Checkpoint Restart

 

Checkpoint/Restore In Userspace, or CRIU (pronounced kree-oo, IPA: /krɪʊ/, Russian: криу), is a Linux software application. It can freeze a running container (or an individual application) and checkpoint
its state to disk. The data saved can be used to restore the application and run it exactly as it was during the time of the freeze. Using this functionality, application or container live migration, snapshots, remote debugging, and many other things are now possible.

On Minerva, CRIU is installed on all compute and interactive nodes. It is not installed on the login nodes.

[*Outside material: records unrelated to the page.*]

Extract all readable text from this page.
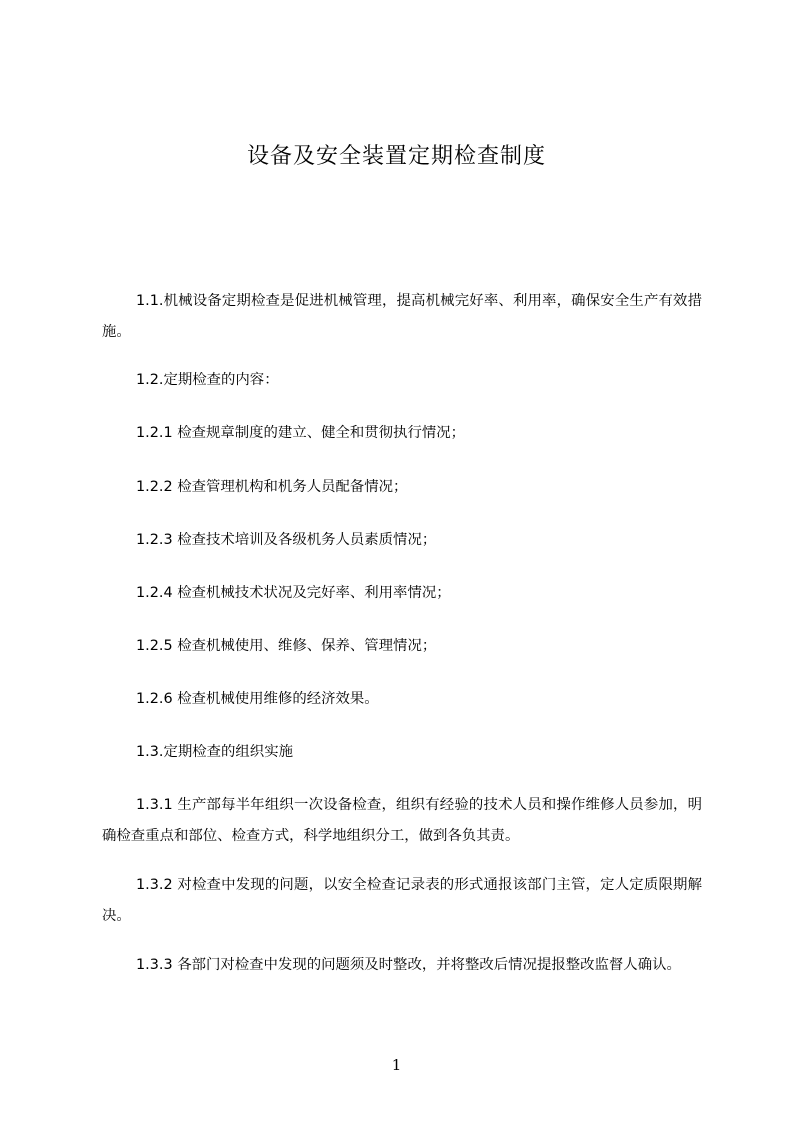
设备及安全装置定期检查制度

1.1.机械设备定期检查是促进机械管理，提高机械完好率、利用率，确保安全生产有效措施。

1.2.定期检查的内容：

1.2.1 检查规章制度的建立、健全和贯彻执行情况；

1.2.2 检查管理机构和机务人员配备情况；

1.2.3 检查技术培训及各级机务人员素质情况；

1.2.4 检查机械技术状况及完好率、利用率情况；

1.2.5 检查机械使用、维修、保养、管理情况；

1.2.6 检查机械使用维修的经济效果。

1.3.定期检查的组织实施

1.3.1 生产部每半年组织一次设备检查，组织有经验的技术人员和操作维修人员参加，明确检查重点和部位、检查方式，科学地组织分工，做到各负其责。

1.3.2 对检查中发现的问题，以安全检查记录表的形式通报该部门主管，定人定质限期解决。

1.3.3 各部门对检查中发现的问题须及时整改，并将整改后情况提报整改监督人确认。

1
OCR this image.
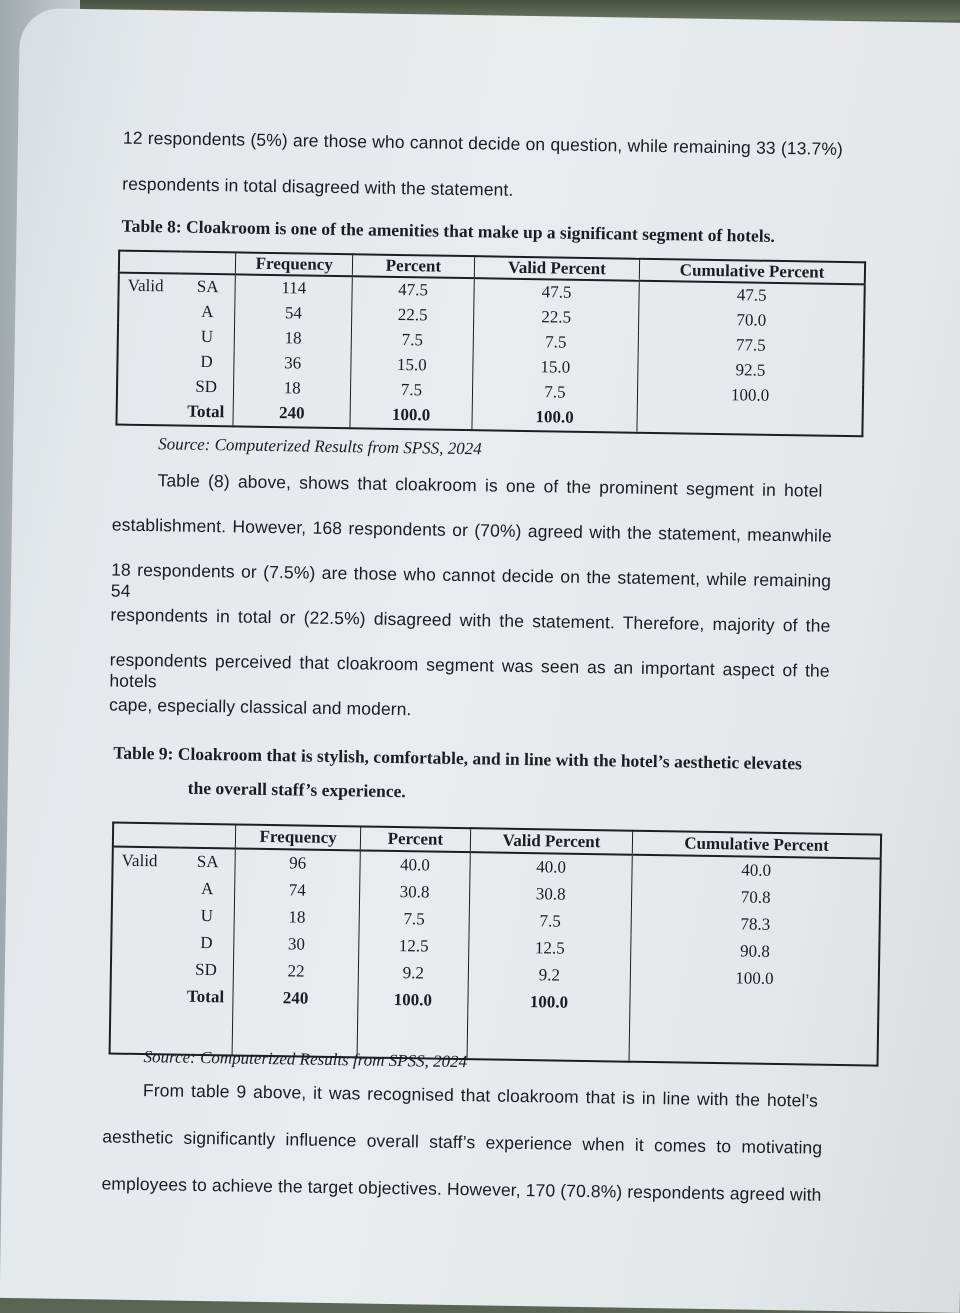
12 respondents (5%) are those who cannot decide on question, while remaining 33 (13.7%)

respondents in total disagreed with the statement.

Table 8: Cloakroom is one of the amenities that make up a significant segment of hotels.

		Frequency	Percent	Valid Percent	Cumulative Percent
Valid	SA	114	47.5	47.5	47.5
	A	54	22.5	22.5	70.0
	U	18	7.5	7.5	77.5
	D	36	15.0	15.0	92.5
	SD	18	7.5	7.5	100.0
	Total	240	100.0	100.0	

Source: Computerized Results from SPSS, 2024

Table (8) above, shows that cloakroom is one of the prominent segment in hotel

establishment. However, 168 respondents or (70%) agreed with the statement, meanwhile

18 respondents or (7.5%) are those who cannot decide on the statement, while remaining 54

respondents in total or (22.5%) disagreed with the statement. Therefore, majority of the

respondents perceived that cloakroom segment was seen as an important aspect of the hotels

cape, especially classical and modern.

Table 9: Cloakroom that is stylish, comfortable, and in line with the hotel’s aesthetic elevates

the overall staff’s experience.

		Frequency	Percent	Valid Percent	Cumulative Percent
Valid	SA	96	40.0	40.0	40.0
	A	74	30.8	30.8	70.8
	U	18	7.5	7.5	78.3
	D	30	12.5	12.5	90.8
	SD	22	9.2	9.2	100.0
	Total	240	100.0	100.0	

Source: Computerized Results from SPSS, 2024

From table 9 above, it was recognised that cloakroom that is in line with the hotel’s

aesthetic significantly influence overall staff’s experience when it comes to motivating

employees to achieve the target objectives. However, 170 (70.8%) respondents agreed with
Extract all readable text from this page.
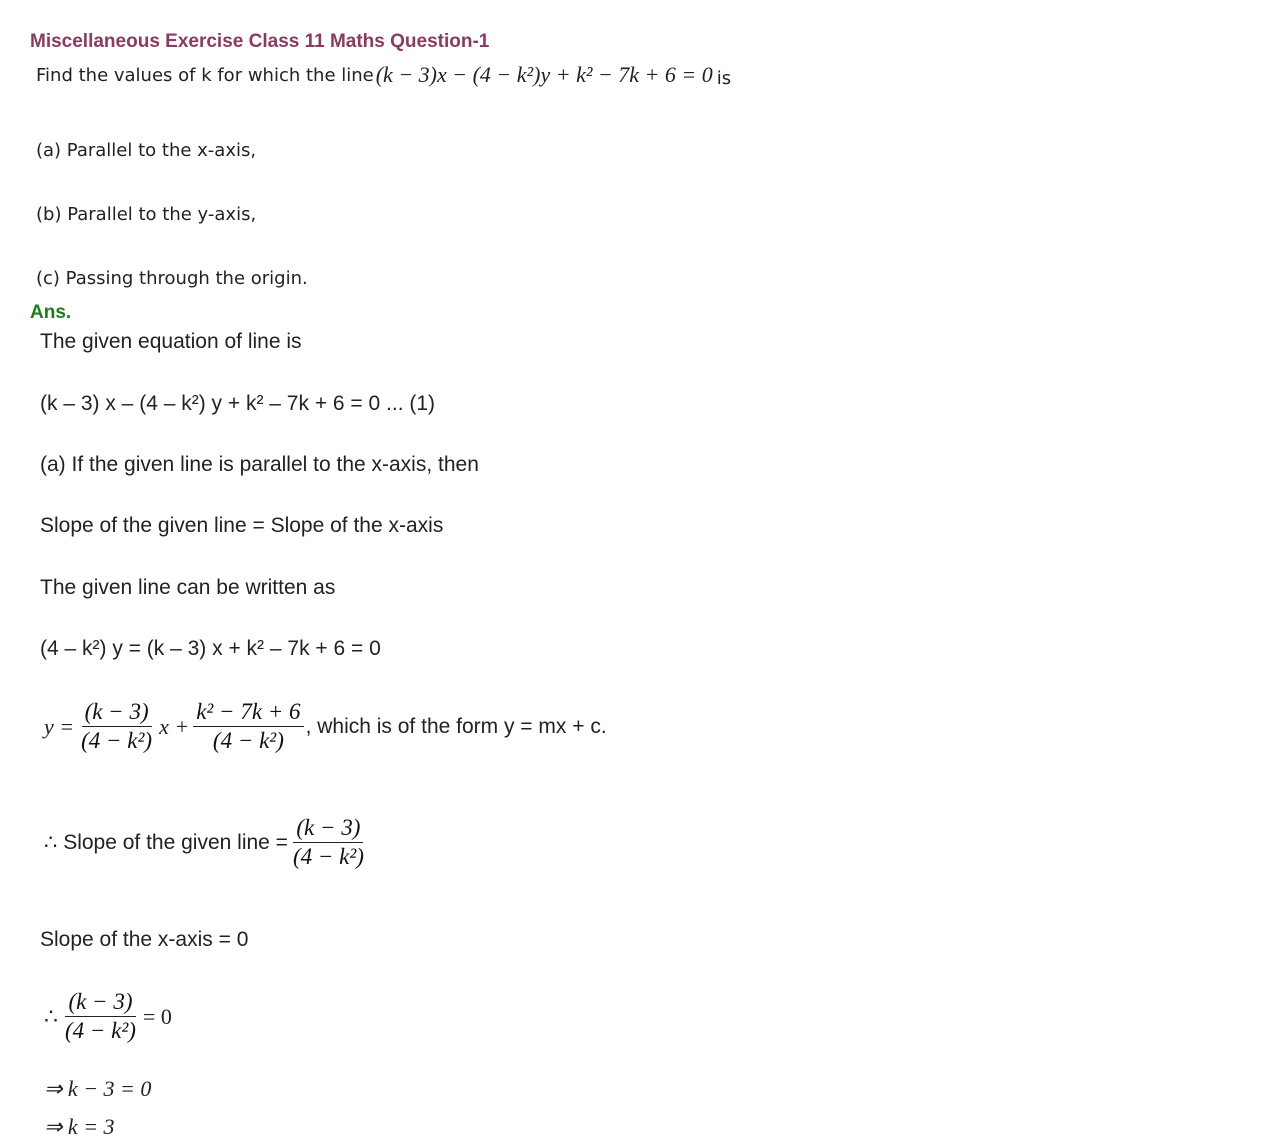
Miscellaneous Exercise Class 11 Maths Question-1
Find the values of k for which the line (k − 3)x − (4 − k²)y + k² − 7k + 6 = 0 is
(a) Parallel to the x-axis,
(b) Parallel to the y-axis,
(c) Passing through the origin.
Ans.
The given equation of line is
(k – 3) x – (4 – k²) y + k² – 7k + 6 = 0 ... (1)
(a) If the given line is parallel to the x-axis, then
Slope of the given line = Slope of the x-axis
The given line can be written as
(4 – k²) y = (k – 3) x + k² – 7k + 6 = 0
$y = \frac{(k - 3)}{\text{(4 − k²)}}$ $x + \frac{\text{k² − 7k + 6}}{\text{(4 − k²)}}$ , which is of the form y = mx + c.
∴ Slope of the given line = $\frac{(k - 3)}{\text{(4 − k²)}}$
Slope of the x-axis = 0
∴ $\frac{(k - 3)}{\text{(4 − k²)}} = 0$
⇒ k − 3 = 0
⇒ k = 3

It is implemented in LSF which allows the use of the -k option on bsub and, subsequently, the bchkpnt and brestart commands.

Unlike most other checkpoint/restart programs, CRIU does not require the user to preload any code in order to take advantage of the capability. This allows users, with some care, to checkpoint programs running under LSF without the necessity of using the built-in LSF features. Nevertheless, using the LSF checkpointing facilities is immensely easier.

CRIU Checkpoint/Restart Using LSF

To use the standard LSF method of specifying checkpoint, use the -k option of bsub:

bsub -k "checkpoint_dir [init=initial_checkpoint_period] [check‐point_period] [method=method_name]"

Example: bsub -k "chkpntDir init=10 90 method=criu"

  • Specify a relative or absolute path name. If a relative path name, it is relative to the submission folder.
  • The quotes (“) are required if you specify a checkpoint period, initial checkpoint period, or custom checkpoint and restart method name.

The job ID and job file name are concatenated to the checkpoint dir when creating a checkpoint file.

The checkpoint directory is used for restarting the job (see brestart(1)). The checkpoint directory can be any valid path.

  • Optional, specify a checkpoint period in minutes. Specify a positive integer. The running job is checkpointed automatically every checkpoint period. Because checkpointing is a heavyweight operation, you should choose a checkpoint period greater than half an hour.
  • Optional, specify an initial checkpoint period in minutes.  Specify a positive integer. The first checkpoint does not happen until the initial period has elapsed. After the first checkpoint, the job checkpoint frequency is controlled by the normal job checkpoint interval.
  • Method name should be criu as that is the only checkpointing method supported on Minerva.

 

If one does not specify a time interval for checkpointing, the checkpoint must be initiated using bchkpnt.

bchkpnt [-k] jobid

The optional -k designates that the job is to be killed after the checkpoint is taken.

To restart the job, one uses the brestart command:

brestart [options] checkpointFolder jobid

Example: brestart -W 4:00 chkpnt 193876

An LSF script example:

#BSUB -q test
#BSUB -P acc_hpcstaff
#BSUB -W 2:00
#BSUB -n 1
#BSUB -k "chkpnt method=criu"
#BSUB -oo %J.out

/hpc/users/fludee01/TEST_PGMS/checkpoint/serial/serialcount 0 myout.txt

Checkpointing in the absence of the -k option

If a job has been submitted without the -k option and there is a need to checkpoint it, it can be done manually.

The first thing to do is to find out the job number and the execution host. This is done with the bjobs command:

Take notice of the JobID and the execution host.

Next ssh to the execution host. Once there, issue the command:

pstree -a -u your_user_id -p

Look for the res process. This is the LSF process that is reserving the resources on the node for your job. There may be more than one if you have several jobs running on the node.Identify the one you want by looking at the first child process and noting the last part of the command name. This should be the job number you are looking for (yellow highlight). This is your job file.

The next child process is the LSF job script. It, too, has the jobid as the last field in the file name.

The next child should be the one you are interested in. It is the process started by the job script that is running your calculation. Note the process ID (peach highlighted). In this case, it is 331686 and happens to be the first process in a parallel job that has 3 other processes.

Issue the command:

criu dump -t processid -D checkpointFolder --script-job
E.g.: criu dump -t 331686 -D chkpnt --script-job

Restarting manual checkpoint

To restart such a checkpoint, issue:

criu restore -D checkpointFolder --script-job
within a LSF job script. E.g.:


#BSUB -q test
#BSUB -P acc_hpcstaff
#BSUB -W 50
#BSUB -n 1
#BSUB -R affinity[core(3)]
#BSUB -oo %J.out

criu restore chkpnt --script-job

Note that in this case, the process being restored is the parent process of 3 parallel processes. Hence, the LSF options must make a request for 3 cores. If the checkpointed process is only a single thread, you need only request 1 core.